Breaking the Waves: Women's Activism in 20th-Century Southwest Asia and North Africa

AHA Session 154
Coordinating Council for Women in History 7
Saturday, January 4, 2025: 3:30 PM-5:00 PM
Nassau West (New York Hilton, Second Floor)
Chair:
Amy Aisen Kallander, Syracuse University

Session Abstract

Women’s movements in Southwest Asia/North Africa (SWANA) offer a particularly insightful case study for thinking about women’s activism beyond oppositional feminist groups or through formal movements. Histories of modern states in the region can at times treat restrictive post-independence governments as monoliths rather than institutions composed of various actors with differing levels of allegiance to different state policies (McDougall 2017, Abrams 1988). Yet research on state feminism in Tunisia (Kallander 2021) attests to how women working through the official state women’s group were able to help shape notions of modernity at home and abroad and, in the process, state policies. We propose using women working within state boundaries as a way to deconstruct a vision of SWANA states as homogenous blocs rather than actors working within a framework, however limiting.

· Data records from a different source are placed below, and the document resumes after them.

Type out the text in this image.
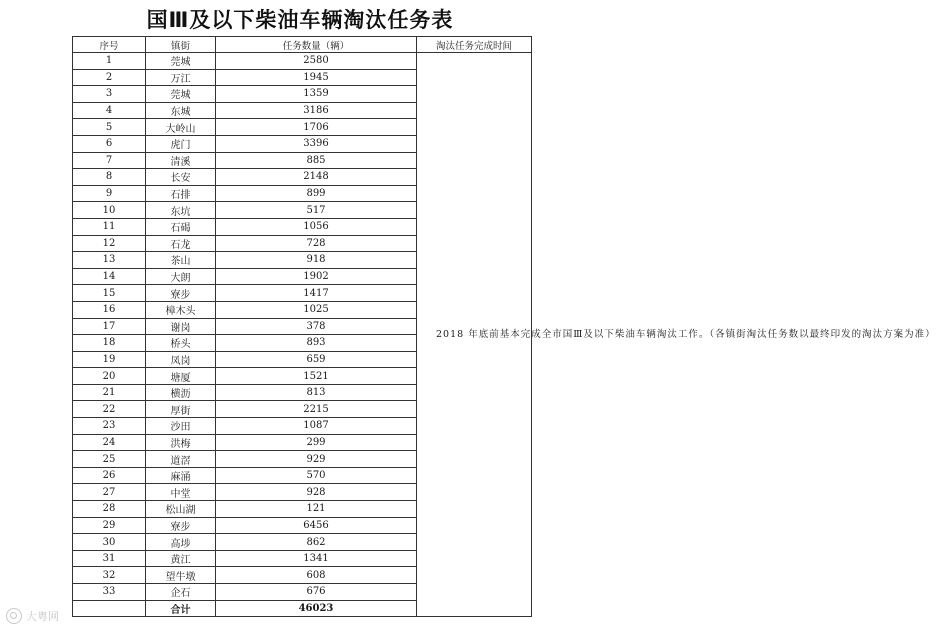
国Ⅲ及以下柴油车辆淘汰任务表
序号	镇街	任务数量（辆）	淘汰任务完成时间
1	莞城	2580	2018 年底前基本完成全市国Ⅲ及以下柴油车辆淘汰工作。（各镇街淘汰任务数以最终印发的淘汰方案为准）
2	万江	1945	
3	莞城	1359	
4	东城	3186	
5	大岭山	1706	
6	虎门	3396	
7	清溪	885	
8	长安	2148	
9	石排	899	
10	东坑	517	
11	石碣	1056	
12	石龙	728	
13	茶山	918	
14	大朗	1902	
15	寮步	1417	
16	樟木头	1025	
17	谢岗	378	
18	桥头	893	
19	凤岗	659	
20	塘厦	1521	
21	横沥	813	
22	厚街	2215	
23	沙田	1087	
24	洪梅	299	
25	道滘	929	
26	麻涌	570	
27	中堂	928	
28	松山湖	121	
29	寮步	6456	
30	高埗	862	
31	黄江	1341	
32	望牛墩	608	
33	企石	676	
	合计	46023	
大粤网
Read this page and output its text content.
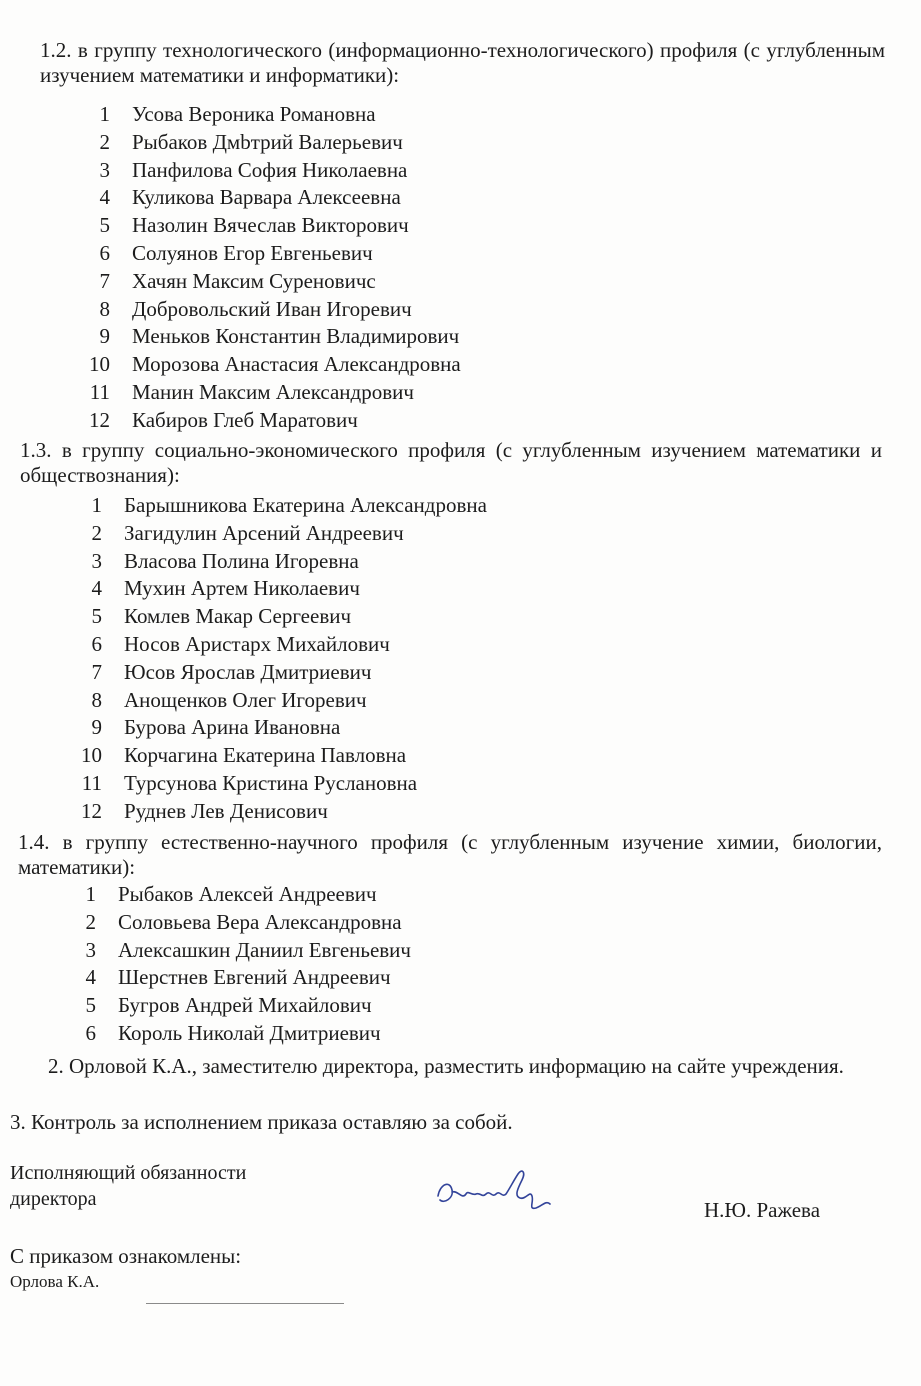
1.2. в группу технологического (информационно-технологического) профиля (с углубленным изучением математики и информатики):

1 Усова Вероника Романовна
2 Рыбаков Дмbтрий Валерьевич
3 Панфилова София Николаевна
4 Куликова Варвара Алексеевна
5 Назолин Вячеслав Викторович
6 Солуянов Егор Евгеньевич
7 Хачян Максим Суреновичс
8 Добровольский Иван Игоревич
9 Меньков Константин Владимирович
10 Морозова Анастасия Александровна
11 Манин Максим Александрович
12 Кабиров Глеб Маратович

1.3. в группу социально-экономического профиля (с углубленным изучением математики и обществознания):

1 Барышникова Екатерина Александровна
2 Загидулин Арсений Андреевич
3 Власова Полина Игоревна
4 Мухин Артем Николаевич
5 Комлев Макар Сергеевич
6 Носов Аристарх Михайлович
7 Юсов Ярослав Дмитриевич
8 Анощенков Олег Игоревич
9 Бурова Арина Ивановна
10 Корчагина Екатерина Павловна
11 Турсунова Кристина Руслановна
12 Руднев Лев Денисович

1.4. в группу естественно-научного профиля (с углубленным изучение химии, биологии, математики):

1 Рыбаков Алексей Андреевич
2 Соловьева Вера Александровна
3 Алексашкин Даниил Евгеньевич
4 Шерстнев Евгений Андреевич
5 Бугров Андрей Михайлович
6 Король Николай Дмитриевич

2. Орловой К.А., заместителю директора, разместить информацию на сайте учреждения.

3. Контроль за исполнением приказа оставляю за собой.

Исполняющий обязанности

директора	Н.Ю. Ражева

С приказом ознакомлены:

Орлова К.А.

At the same time, while more needs to be done to retrace more nuanced histories of governments, Asef Bayat (2013) has demonstrated the importance of the politics of the everyday in a region where governments have historically marginalized majority populations from the centers of power. How have women engaged in daily politics rather than mass uprisings? What is lost and whose voices are left out when historians focus on major “waves” in a non-Western context across several countries? Inspired by recent scholarship from Adak and Çagatay (2023), we seek to complicate wave periodization for understanding SWANA women’s movements to highlight both the complexity of state systems and the importance of considering political engagement occurring beyond the walls of formal institutions and organizations.

Given the heavy symbolic weight of women and their position in society due to Orientalism, last-ditch efforts of colonial powers to “modernize women,” and nationalism, women in the region have been tokenized without their consent or input while the status of women has become a site for debate among ideologues. How have women used their agency through both formal and informal social movements to move past this tokenization? For women in nations like Turkey and Egypt that did not fall under colonial rule after the First World War, they similarly had to negotiate regimes that used rhetoric of modernization and nationalism to assert their new national sovereignty. These states often impeded women’s independent feminist agendas or denied them all formal political rights (Badran 1995).

This panel additionally strives to consider women’s groups on their own terms, with limited reference to their depiction by Western actors (Hannun 2022). We will consider the following questions:

  • Where have women’s movements forged transnational connections independent of Western networks? Or when involved in Western-dominated networks, how did they challenge or complicate persistent Orientalist rhetoric?
  • Where did women organize beyond the purview of that state and moments of mass uprising? What impact did their activities have?
  • When did the interests of women’s groups align with those of states?
  • How did women activists fighting to advance women’s rights within the framework of state feminism manage to maintain some autonomy?
  • When and where has women’s activism cut across class and generational barriers?